В автошколу Григорий попал только благодаря Касымову. На медицинской комиссии хирург, видя, как парень балансирует, стараясь пройти ровно, тут же записал в карточку два роковых слова — «не годен». Пришлось директору совхоза пустить в ход все свои дипломатические способности, чтобы из двух слов осталось только одно. В качестве главных козырей шли Маресьев, безногие комбайнеры и машинисты паровозов. Касымов, правда, и сам был не вполне уверен, что многие из называемых им людей действительно существуют. Но количество имен сделало свое дело.

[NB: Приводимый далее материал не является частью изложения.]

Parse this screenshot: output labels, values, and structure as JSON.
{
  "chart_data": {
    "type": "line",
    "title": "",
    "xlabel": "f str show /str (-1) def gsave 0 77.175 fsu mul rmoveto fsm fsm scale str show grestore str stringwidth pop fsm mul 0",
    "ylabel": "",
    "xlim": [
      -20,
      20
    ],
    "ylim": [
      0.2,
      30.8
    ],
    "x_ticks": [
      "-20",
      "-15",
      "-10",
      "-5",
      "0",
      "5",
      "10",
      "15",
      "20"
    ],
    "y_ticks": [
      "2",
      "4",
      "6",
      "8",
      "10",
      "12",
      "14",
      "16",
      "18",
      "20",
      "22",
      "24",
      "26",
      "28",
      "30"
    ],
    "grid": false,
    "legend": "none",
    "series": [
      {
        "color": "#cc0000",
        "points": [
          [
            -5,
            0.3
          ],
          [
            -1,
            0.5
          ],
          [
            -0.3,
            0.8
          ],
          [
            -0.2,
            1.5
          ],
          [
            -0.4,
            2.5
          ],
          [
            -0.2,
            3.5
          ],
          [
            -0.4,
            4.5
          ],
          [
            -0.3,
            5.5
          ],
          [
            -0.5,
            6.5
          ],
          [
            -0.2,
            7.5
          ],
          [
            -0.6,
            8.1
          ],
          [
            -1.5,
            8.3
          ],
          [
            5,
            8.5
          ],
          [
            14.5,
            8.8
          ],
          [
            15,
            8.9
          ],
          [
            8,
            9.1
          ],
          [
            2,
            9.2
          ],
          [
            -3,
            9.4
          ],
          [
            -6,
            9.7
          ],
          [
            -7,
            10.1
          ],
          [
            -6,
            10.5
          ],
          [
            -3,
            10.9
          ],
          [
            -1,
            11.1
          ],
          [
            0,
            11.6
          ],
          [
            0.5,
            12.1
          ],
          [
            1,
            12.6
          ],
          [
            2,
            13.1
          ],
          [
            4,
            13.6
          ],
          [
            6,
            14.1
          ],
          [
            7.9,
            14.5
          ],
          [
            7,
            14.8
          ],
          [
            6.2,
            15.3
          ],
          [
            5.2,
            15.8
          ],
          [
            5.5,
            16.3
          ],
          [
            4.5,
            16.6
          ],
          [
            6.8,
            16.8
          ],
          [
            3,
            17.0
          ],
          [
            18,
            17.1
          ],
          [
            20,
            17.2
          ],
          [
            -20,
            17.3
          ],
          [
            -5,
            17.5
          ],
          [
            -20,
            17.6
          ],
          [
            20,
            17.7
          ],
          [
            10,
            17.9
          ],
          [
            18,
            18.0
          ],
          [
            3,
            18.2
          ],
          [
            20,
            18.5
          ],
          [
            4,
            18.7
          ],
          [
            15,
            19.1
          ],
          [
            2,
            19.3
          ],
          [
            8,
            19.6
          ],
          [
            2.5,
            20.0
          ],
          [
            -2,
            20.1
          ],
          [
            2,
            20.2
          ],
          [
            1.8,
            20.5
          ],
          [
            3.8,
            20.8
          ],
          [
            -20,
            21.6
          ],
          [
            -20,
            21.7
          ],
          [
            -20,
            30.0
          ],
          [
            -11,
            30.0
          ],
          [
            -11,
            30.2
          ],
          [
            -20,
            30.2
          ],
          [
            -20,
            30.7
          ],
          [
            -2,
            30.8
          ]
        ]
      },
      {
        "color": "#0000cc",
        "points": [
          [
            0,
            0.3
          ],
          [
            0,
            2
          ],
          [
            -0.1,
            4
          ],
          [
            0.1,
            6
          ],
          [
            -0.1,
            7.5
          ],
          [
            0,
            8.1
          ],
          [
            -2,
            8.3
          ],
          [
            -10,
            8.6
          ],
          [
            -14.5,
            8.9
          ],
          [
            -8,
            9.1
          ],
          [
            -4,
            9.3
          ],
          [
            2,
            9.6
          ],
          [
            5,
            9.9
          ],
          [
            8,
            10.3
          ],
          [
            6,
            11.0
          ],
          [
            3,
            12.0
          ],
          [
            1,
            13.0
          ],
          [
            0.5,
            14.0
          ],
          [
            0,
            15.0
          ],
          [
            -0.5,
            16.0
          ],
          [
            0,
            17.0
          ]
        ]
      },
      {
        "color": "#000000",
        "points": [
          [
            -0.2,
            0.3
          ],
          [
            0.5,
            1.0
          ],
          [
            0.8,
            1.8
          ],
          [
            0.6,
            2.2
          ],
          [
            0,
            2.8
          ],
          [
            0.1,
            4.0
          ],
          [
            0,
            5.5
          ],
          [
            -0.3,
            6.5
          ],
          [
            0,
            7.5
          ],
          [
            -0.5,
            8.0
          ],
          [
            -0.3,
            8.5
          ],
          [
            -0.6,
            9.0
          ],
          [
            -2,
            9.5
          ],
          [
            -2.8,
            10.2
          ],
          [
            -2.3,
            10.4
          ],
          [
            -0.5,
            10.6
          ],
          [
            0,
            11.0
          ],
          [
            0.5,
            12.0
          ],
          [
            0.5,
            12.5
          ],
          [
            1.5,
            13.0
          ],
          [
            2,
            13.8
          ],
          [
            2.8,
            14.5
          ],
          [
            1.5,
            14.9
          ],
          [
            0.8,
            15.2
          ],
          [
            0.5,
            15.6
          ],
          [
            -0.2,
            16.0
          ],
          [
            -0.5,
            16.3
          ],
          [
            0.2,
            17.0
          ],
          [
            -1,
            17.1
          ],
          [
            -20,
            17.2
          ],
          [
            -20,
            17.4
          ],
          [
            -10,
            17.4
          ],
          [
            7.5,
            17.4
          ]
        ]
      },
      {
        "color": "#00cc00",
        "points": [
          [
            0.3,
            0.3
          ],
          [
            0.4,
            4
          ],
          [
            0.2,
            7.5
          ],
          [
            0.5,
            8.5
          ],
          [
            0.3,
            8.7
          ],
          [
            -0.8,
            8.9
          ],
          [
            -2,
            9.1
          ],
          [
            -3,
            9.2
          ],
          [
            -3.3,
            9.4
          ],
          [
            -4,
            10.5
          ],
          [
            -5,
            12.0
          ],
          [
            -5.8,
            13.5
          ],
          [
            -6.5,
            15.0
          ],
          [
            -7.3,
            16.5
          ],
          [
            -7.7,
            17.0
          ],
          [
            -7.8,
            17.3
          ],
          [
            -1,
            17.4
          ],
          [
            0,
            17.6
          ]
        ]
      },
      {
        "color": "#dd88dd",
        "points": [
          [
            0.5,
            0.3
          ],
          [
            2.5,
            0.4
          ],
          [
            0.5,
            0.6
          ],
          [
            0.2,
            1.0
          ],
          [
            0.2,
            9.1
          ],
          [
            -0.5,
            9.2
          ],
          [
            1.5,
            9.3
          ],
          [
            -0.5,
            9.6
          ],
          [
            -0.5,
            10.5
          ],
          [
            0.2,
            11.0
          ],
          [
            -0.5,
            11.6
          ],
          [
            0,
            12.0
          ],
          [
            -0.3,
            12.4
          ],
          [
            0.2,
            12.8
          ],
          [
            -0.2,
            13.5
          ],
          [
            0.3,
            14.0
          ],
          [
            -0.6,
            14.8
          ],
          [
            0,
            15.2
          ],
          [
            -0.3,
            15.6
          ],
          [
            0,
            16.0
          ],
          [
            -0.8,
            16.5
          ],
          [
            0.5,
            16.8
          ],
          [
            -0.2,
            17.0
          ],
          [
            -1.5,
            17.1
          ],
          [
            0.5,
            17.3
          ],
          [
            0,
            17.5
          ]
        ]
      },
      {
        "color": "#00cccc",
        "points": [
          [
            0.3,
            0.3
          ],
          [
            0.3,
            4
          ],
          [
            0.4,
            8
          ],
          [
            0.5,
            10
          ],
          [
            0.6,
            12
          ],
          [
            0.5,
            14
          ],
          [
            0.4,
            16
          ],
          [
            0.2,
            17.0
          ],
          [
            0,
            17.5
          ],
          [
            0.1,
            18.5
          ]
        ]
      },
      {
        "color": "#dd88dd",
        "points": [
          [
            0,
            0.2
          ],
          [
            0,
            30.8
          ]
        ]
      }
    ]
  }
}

— Вы, случайно, раньше на машине не ездили? — спросил Корсакова после экзаменов преподаватель, видя, как уверенно себя чувствует курсант за рулем.
Тот отрицательно покачал головой.
— Тогда, значит, родился шофером!
Григорий весело улыбнулся, разглядывая новенькое удостоверение шофера третьего класса, а не стажерскую карточку, которую получили остальные курсанты его группы.
— Значит, говоришь, поздравить можно? — встретил его дома директор. — Знаю, знаю, что уже настоящий водитель! Жаль, шоферам пить нельзя, а то не мешало бы обмыть сейчас твои «корочки».
— Шоферам нельзя, а начальству можно, — назидательно произнесла мать, доставая из буфета бутылочку. — От Лешки тогда спрятала, — пояснила она, перехватив недоуменный взгляд сына.